Sue smiles affectionately at him, and we both watch him as he strolls out, his body as supple and confident as a big cat’s. When I turn back to Sue, she’s looking at me in what seems a slightly odd, appraising way, her lovely feline eyes a little narrowed. But I quickly decide I’m probably imagining things, or that that’s the way she looks at everyone she’s just met. As she unpacks her stuff, I sit on my bunk and we chat idly about the places we’ve been to so far, and about our lives back home. Sue tells me that she has just finished a degree in digital photography and hopes to make enough money from snaps she takes during this trip to set up her own studio when she gets back to the UK. Her younger brother, who often models for her, she tells me, is taking a year out from a sports management degree.
There’s plenty to talk about, and after she’s finished packing we head for the canteen-like restaurant together, to carry on getting to know each other over dhal and rice and vegetable curry. Dean, I discover, is much quieter than his older sister, without being unfriendly: she tends to dominate the conversation and, although I love her vivacious chatter, I find myself hoping that I get the opportunity to talk to Dean alone. Only then will I know if I stand a chance.
Above all, I’m keen to find out more about their plans, even if they contend that they don’t really have any. If they are heading in the same general direction as me, with the same ultimate destination in mind, they might be open to taking a fellow traveller on board. I’m feeling a little apprehensive at the prospect of making my way around by myself, and if I can hook up with like-minded souls, then all the better. Especially if there’s the prospect of a romantic entanglement with one of them.
But the last thing I want to do is scare them away by comin
g on too strong or by seeming too desperate. If it’s going to happen, it has to be at their suggestion or invitation. Having said that, there’s nothing stopping me from planting the seed in their minds.
We all turn in early, shattered by our respective bus journeys to Kanha, mellow from the beers and the company, and most of all mindful that we have to be up at dawn if we want the chance of going out on an elephant and seeing a tiger. At five the next morning, we are standing beside one of the beasts, watching our driver check the attachments on the huge six-person seat on its back. The reserve is not busy, and Sue, Dean and I are lucky enough to have one of the animals and drivers to ourselves. Though sleepy eyed and tousle haired from bed and lack of coffee, we are all excited at the prospect of going out. Seeing a tiger is far from guaranteed, but as the dawn mist clears, we may – according to our guide – be treated to sightings of panthers, hyenas, sloth bears, Indian bisons, barking deers, porcupines, mongooses, parakeets and more.

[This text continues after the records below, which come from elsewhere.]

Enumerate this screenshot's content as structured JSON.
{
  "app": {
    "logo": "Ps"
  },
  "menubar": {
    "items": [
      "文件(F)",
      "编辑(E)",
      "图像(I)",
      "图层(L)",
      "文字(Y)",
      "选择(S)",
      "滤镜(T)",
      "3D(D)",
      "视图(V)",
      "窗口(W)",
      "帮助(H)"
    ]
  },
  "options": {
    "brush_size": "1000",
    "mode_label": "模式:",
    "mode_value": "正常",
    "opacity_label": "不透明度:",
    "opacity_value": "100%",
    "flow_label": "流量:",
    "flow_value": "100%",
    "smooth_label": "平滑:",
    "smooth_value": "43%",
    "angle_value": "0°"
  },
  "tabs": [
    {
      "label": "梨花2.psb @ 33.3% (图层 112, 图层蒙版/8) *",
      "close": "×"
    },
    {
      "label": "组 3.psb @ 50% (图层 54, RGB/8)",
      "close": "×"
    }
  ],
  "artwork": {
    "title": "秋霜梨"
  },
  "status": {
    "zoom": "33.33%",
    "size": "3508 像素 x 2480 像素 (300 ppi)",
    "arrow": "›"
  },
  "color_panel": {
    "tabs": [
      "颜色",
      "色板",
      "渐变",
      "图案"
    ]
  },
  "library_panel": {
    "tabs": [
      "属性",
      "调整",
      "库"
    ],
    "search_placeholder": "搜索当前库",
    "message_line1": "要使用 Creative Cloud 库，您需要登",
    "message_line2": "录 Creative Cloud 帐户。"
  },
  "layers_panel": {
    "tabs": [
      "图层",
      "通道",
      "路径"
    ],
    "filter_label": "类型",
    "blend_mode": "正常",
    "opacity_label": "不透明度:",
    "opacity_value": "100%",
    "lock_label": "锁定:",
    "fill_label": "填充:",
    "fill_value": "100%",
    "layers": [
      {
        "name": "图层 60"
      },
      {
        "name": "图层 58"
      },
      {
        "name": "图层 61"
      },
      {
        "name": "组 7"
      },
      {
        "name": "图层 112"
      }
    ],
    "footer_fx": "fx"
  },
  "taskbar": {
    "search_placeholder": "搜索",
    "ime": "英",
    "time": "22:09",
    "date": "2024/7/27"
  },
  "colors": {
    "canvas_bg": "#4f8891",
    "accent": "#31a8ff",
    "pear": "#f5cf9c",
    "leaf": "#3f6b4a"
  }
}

I position myself so that when we are helped up onto the pachyderm’s back, I’m on the same side of the seat as Dean, hoping that I might get a chance to chat to him, to get to know him a little better, especially as Sue will probably be busy taking photographs. She’s already fiddling with her Nikon, oblivious to my subtle machinations, so it’s looking hopeful.
We mount, and I settle into my place beside Dean, as planned. In the half-light he smiles at me in anticipation of our adventure, and I smell his morning breath in the space between us – honeyed and not at all sour, like a child’s. My own breath catches in my throat at our proximity: though still more stubbled, he’s godlike, with a bone structure to die for. It strikes me that though they are both indisputably lovely, he and Sue don’t really look that alike, beyond the superficial similarities of their colouring. Though her frame is athletic like his, her face is softer, plumper, less delineated. And those large breasts tell me that her svelteness is probably less genetic than striven for, paid for in hours at the gym or spent pounding the pavements in jogging kit.